My (over)Planned Son


After having four miscarriages, I relished being pregnant.

God knew what He was doing much better than I did. Even the bad parts of pregnancy were like music to my ears. The sick and throwing up part – just a bonus. I understood that the sickness came from the pregnancy hormones that rage through a woman’s body. And to me, the more sick I was, the less likely I was to lose this baby as well.

The night before the ultrasound where you find out the gender, we decided on a boy and a girl name so we could name the baby right away. Tyson was named the next day when he (clearly) showed himself to be a boy.
So after that we went about our business. My husband and I were both working hard at the time – I was a corporate lawyer at a firm in Nashville and he managed the office of a mortgage company. We took a dream trip to New York City for Thanksgiving and watched the Macy’s Thanksgiving Day parade from a friend’s condo high above the Macy’s stage.

Couldn’t get any better, right?

I was seven months pregnant when my husband lost his job. That was one of the first times that God was teaching us to live on less.

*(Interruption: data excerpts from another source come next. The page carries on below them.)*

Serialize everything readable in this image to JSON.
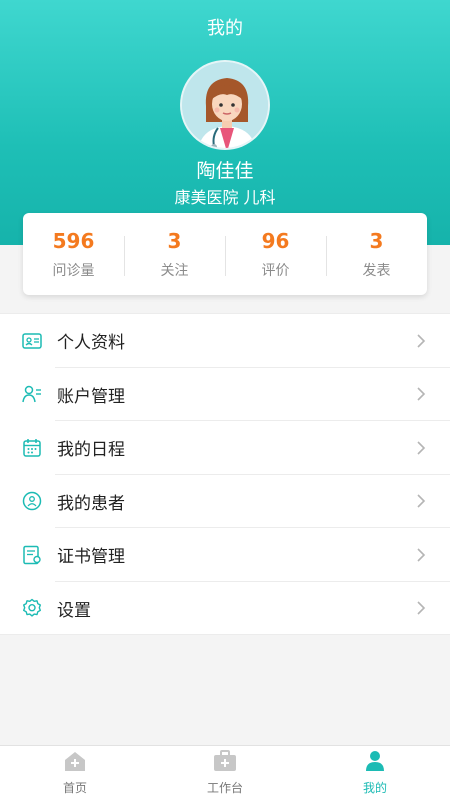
{
  "header": {
    "title": "我的"
  },
  "profile": {
    "name": "陶佳佳",
    "hospital": "康美医院 儿科"
  },
  "stats": [
    {
      "value": "596",
      "label": "问诊量"
    },
    {
      "value": "3",
      "label": "关注"
    },
    {
      "value": "96",
      "label": "评价"
    },
    {
      "value": "3",
      "label": "发表"
    }
  ],
  "menu": [
    {
      "label": "个人资料",
      "icon": "id-card-icon"
    },
    {
      "label": "账户管理",
      "icon": "user-list-icon"
    },
    {
      "label": "我的日程",
      "icon": "calendar-icon"
    },
    {
      "label": "我的患者",
      "icon": "patient-icon"
    },
    {
      "label": "证书管理",
      "icon": "certificate-icon"
    },
    {
      "label": "设置",
      "icon": "gear-icon"
    }
  ],
  "tabbar": [
    {
      "label": "首页",
      "icon": "home-icon",
      "active": false
    },
    {
      "label": "工作台",
      "icon": "medical-kit-icon",
      "active": false
    },
    {
      "label": "我的",
      "icon": "person-icon",
      "active": true
    }
  ],
  "colors": {
    "accent": "#1cbbb4",
    "stat_value": "#f47a1f"
  }
}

Tyson wasn’t due until mid-June, but two weeks ahead of schedule, the boy decided to surprise us at about 5:00am on a workday. I asked my husband if he was ready to have a baby that day and he just stared at me. Sometimes men don’t really understand that broken water means a baby is coming! Well … that is not always true, but that is saved for the story of baby #2.

After 12 hours of barely any labor at all, and 24 hours of pitocin-induced labor, my stubborn body was nowhere near ready to let go of this stubborn child. One c-section later and we had a screaming, round-headed, and gorgeous (at least in our minds) baby boy.

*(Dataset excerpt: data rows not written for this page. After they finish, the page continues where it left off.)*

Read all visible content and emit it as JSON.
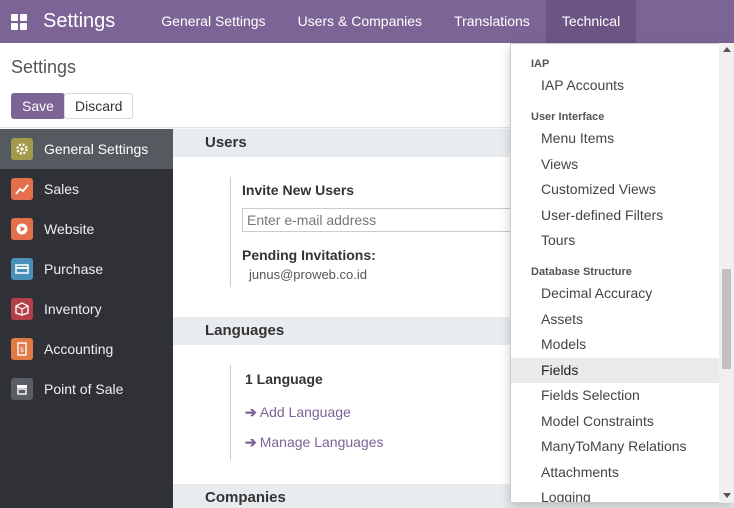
{
  "navbar": {
    "apps_icon": "grid-icon",
    "brand": "Settings",
    "menu": [
      {
        "label": "General Settings"
      },
      {
        "label": "Users & Companies"
      },
      {
        "label": "Translations"
      },
      {
        "label": "Technical"
      }
    ]
  },
  "control_panel": {
    "title": "Settings",
    "save_label": "Save",
    "discard_label": "Discard"
  },
  "sidebar": {
    "items": [
      {
        "label": "General Settings",
        "icon": "gear-icon",
        "color": "#a29b4c"
      },
      {
        "label": "Sales",
        "icon": "chart-icon",
        "color": "#e46f4c"
      },
      {
        "label": "Website",
        "icon": "globe-icon",
        "color": "#e46f4c"
      },
      {
        "label": "Purchase",
        "icon": "card-icon",
        "color": "#4a90b8"
      },
      {
        "label": "Inventory",
        "icon": "box-icon",
        "color": "#b33f47"
      },
      {
        "label": "Accounting",
        "icon": "invoice-icon",
        "color": "#e07b45"
      },
      {
        "label": "Point of Sale",
        "icon": "store-icon",
        "color": "#5a5d63"
      }
    ]
  },
  "main": {
    "users_heading": "Users",
    "invite_label": "Invite New Users",
    "email_placeholder": "Enter e-mail address",
    "pending_label": "Pending Invitations:",
    "pending_email": "junus@proweb.co.id",
    "languages_heading": "Languages",
    "language_count": "1 Language",
    "add_language": "Add Language",
    "manage_languages": "Manage Languages",
    "companies_heading": "Companies"
  },
  "dropdown": {
    "headers": {
      "iap": "IAP",
      "ui": "User Interface",
      "db": "Database Structure"
    },
    "iap_items": [
      "IAP Accounts"
    ],
    "ui_items": [
      "Menu Items",
      "Views",
      "Customized Views",
      "User-defined Filters",
      "Tours"
    ],
    "db_items": [
      "Decimal Accuracy",
      "Assets",
      "Models",
      "Fields",
      "Fields Selection",
      "Model Constraints",
      "ManyToMany Relations",
      "Attachments",
      "Logging"
    ],
    "highlighted": "Fields"
  },
  "colors": {
    "brand": "#7c6596",
    "sidebar_bg": "#2f3136",
    "sidebar_active": "#555960"
  }
}
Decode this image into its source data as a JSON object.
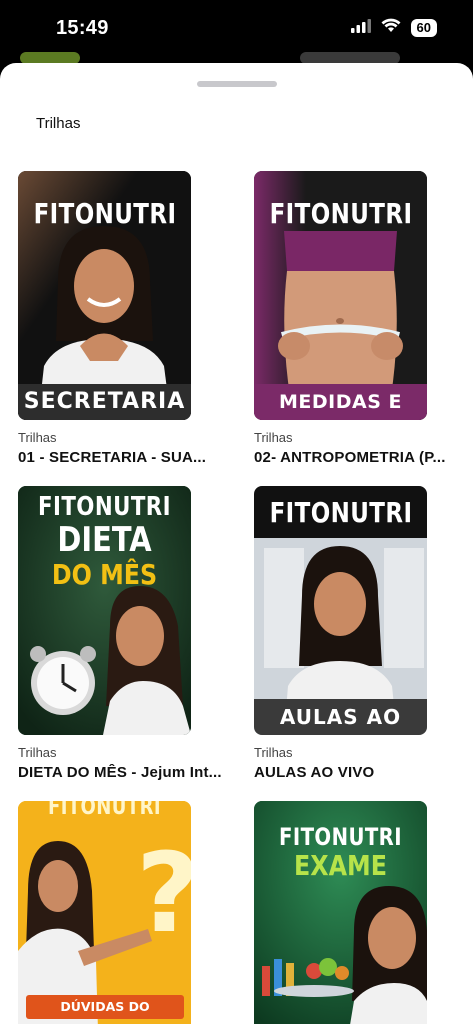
{
  "status": {
    "time": "15:49",
    "battery": "60"
  },
  "sheet": {
    "title": "Trilhas"
  },
  "cards": [
    {
      "category": "Trilhas",
      "name": "01 -  SECRETARIA - SUA...",
      "thumb_title": "FITONUTRI",
      "thumb_label": "SECRETARIA"
    },
    {
      "category": "Trilhas",
      "name": "02- ANTROPOMETRIA (P...",
      "thumb_title": "FITONUTRI",
      "thumb_label": "MEDIDAS E PESO"
    },
    {
      "category": "Trilhas",
      "name": "DIETA DO MÊS - Jejum Int...",
      "thumb_title": "FITONUTRI",
      "thumb_line2": "DIETA",
      "thumb_line3": "DO MÊS"
    },
    {
      "category": "Trilhas",
      "name": "AULAS AO VIVO",
      "thumb_title": "FITONUTRI",
      "thumb_label": "AULAS AO VIVO"
    },
    {
      "thumb_title": "FITONUTRI",
      "thumb_label": "DÚVIDAS DO PROGRAMA"
    },
    {
      "thumb_title": "FITONUTRI",
      "thumb_line2": "EXAME"
    }
  ],
  "colors": {
    "sheet_bg": "#ffffff",
    "grabber": "#c8c8cc",
    "card1_bg": "#111111",
    "card2_bg": "#1a1a1a",
    "card2_accent": "#7b2a68",
    "card3_bg": "#1f3d2a",
    "card3_accent": "#f2c014",
    "card4_bg": "#d9dde2",
    "card5_bg": "#f4b21b",
    "card5_label": "#e0541b",
    "card6_bg": "#1e6b3f",
    "card6_accent": "#b7e34a"
  }
}
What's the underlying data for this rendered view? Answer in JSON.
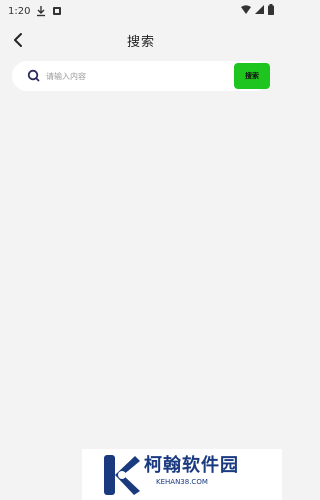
{
  "status_bar": {
    "time": "1:20",
    "icons": [
      "download-icon",
      "notification-icon",
      "wifi-icon",
      "signal-icon",
      "battery-icon"
    ]
  },
  "header": {
    "title": "搜索",
    "back_icon": "chevron-left-icon"
  },
  "search": {
    "placeholder": "请输入内容",
    "value": "",
    "button_label": "搜索",
    "icon": "search-icon"
  },
  "colors": {
    "background": "#f3f3f3",
    "accent": "#1fc51f",
    "watermark_blue": "#1a3a80"
  },
  "watermark": {
    "name": "柯翰软件园",
    "url": "KEHAN38.COM"
  }
}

It’s funny how God plans things in such a better way than we do. Here we had a new baby and we could both stay home with him (and did for about 3 months). Although stressful, because my husband was looking for a new job, it was a blessed time that we all got to enjoy.

The most stressful time, but such a testimony of the Lord’s faithfulness, was our decision that I would not return to my job. My husband did not yet have a new job, although there were many promising leads. I had been on maternity leave and felt that it was time to give my firm notice if I were not coming back. We were reminded:

Therefore I tell you, do not worry about your life, what you will eat or drink; or about your body, what you will wear. Is not life more than food, and the body more than clothes? Look at the birds of the air; they do not sow or reap or store away in barns, and yet your heavenly Father feeds them. Are you not much more valuable than they? Can any one of you by worrying add a single hour to your life?

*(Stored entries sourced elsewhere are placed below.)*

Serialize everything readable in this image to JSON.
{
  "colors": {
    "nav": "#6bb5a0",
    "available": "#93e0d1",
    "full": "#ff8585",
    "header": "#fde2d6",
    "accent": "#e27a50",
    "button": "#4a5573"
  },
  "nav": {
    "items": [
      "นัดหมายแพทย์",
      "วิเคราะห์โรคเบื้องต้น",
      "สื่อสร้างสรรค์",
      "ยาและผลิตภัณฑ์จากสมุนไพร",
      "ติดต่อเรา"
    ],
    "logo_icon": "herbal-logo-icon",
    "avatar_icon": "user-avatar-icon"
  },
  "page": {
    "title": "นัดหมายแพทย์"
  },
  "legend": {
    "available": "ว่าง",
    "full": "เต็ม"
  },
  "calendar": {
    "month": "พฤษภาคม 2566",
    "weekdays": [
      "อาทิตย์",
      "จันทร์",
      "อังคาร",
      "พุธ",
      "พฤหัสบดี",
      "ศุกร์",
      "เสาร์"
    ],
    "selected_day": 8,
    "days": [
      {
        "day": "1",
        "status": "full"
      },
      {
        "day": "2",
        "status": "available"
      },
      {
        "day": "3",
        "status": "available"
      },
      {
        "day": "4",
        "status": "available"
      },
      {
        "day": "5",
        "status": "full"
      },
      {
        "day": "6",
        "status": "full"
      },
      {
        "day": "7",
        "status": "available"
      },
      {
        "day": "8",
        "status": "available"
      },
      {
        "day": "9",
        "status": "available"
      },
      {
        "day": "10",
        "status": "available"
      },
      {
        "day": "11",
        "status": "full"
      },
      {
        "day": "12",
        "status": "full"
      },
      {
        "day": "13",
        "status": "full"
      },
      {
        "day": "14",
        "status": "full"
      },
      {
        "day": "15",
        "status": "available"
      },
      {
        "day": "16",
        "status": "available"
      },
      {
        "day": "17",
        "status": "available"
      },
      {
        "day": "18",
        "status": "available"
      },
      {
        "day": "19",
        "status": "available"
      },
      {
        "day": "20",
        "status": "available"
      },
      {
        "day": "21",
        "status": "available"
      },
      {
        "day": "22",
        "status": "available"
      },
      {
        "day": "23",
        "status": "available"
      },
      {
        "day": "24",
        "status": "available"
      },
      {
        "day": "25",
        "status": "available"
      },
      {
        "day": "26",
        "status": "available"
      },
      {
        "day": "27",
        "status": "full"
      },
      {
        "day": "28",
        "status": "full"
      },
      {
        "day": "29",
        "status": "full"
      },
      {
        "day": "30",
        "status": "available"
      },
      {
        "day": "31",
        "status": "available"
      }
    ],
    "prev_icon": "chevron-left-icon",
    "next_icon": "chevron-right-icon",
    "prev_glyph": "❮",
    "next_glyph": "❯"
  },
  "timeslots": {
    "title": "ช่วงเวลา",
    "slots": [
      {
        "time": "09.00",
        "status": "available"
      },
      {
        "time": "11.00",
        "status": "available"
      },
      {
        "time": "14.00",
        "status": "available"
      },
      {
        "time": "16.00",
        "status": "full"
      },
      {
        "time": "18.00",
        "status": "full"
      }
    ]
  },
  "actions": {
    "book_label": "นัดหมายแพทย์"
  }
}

And why do you worry about clothes? See how the flowers of the field grow. They do not labor or spin. Yet I tell you that not even Solomon in all his splendor was dressed like one of these. If that is how God clothes the grass of the field, which is here today and tomorrow is thrown into the fire, will he not much more clothe you—you of little faith? So do not worry, saying, ‘What shall we eat?’ or ‘What shall we drink?’ or ‘What shall we wear?’ For the pagans run after all these things, and your heavenly Father knows that you need them. But seek first his kingdom and his righteousness, and all these things will be given to you as well. Therefore do not worry about tomorrow, for tomorrow will worry about itself. Each day has enough trouble of its own.

Matthew 6:25-34. But don’t we so often worry about these things? Paying our bills, having food on the table, legitimate things to be concerned about. God doesn’t say not to use our best efforts to serve our families, but He says not to worry about it, to trust that He will provide. That was such a lesson to us during that time because we had to actively make a decision to have no current income at all. That lesson has been played out in our lives many times since then. I’ve had to tape it to my dinner table and my dresser to remind myself, because worry so often can infect my mind.

I overplanned for this child for years – his pregnancy, his birth, how he’d be, look, and act. But God’s planning and timing were perfect.

We had such a wonderful time with our first son and rejoiced with every milestone. My husband found a wonderful job and God continued to provide for our every need. We thought, it could take another four years to have another child so why wait? Well … Tyson was 8 months old when I found out I was pregnant again. Surprise, surprise…. God was giving us overflowing blessings out of our sorrow.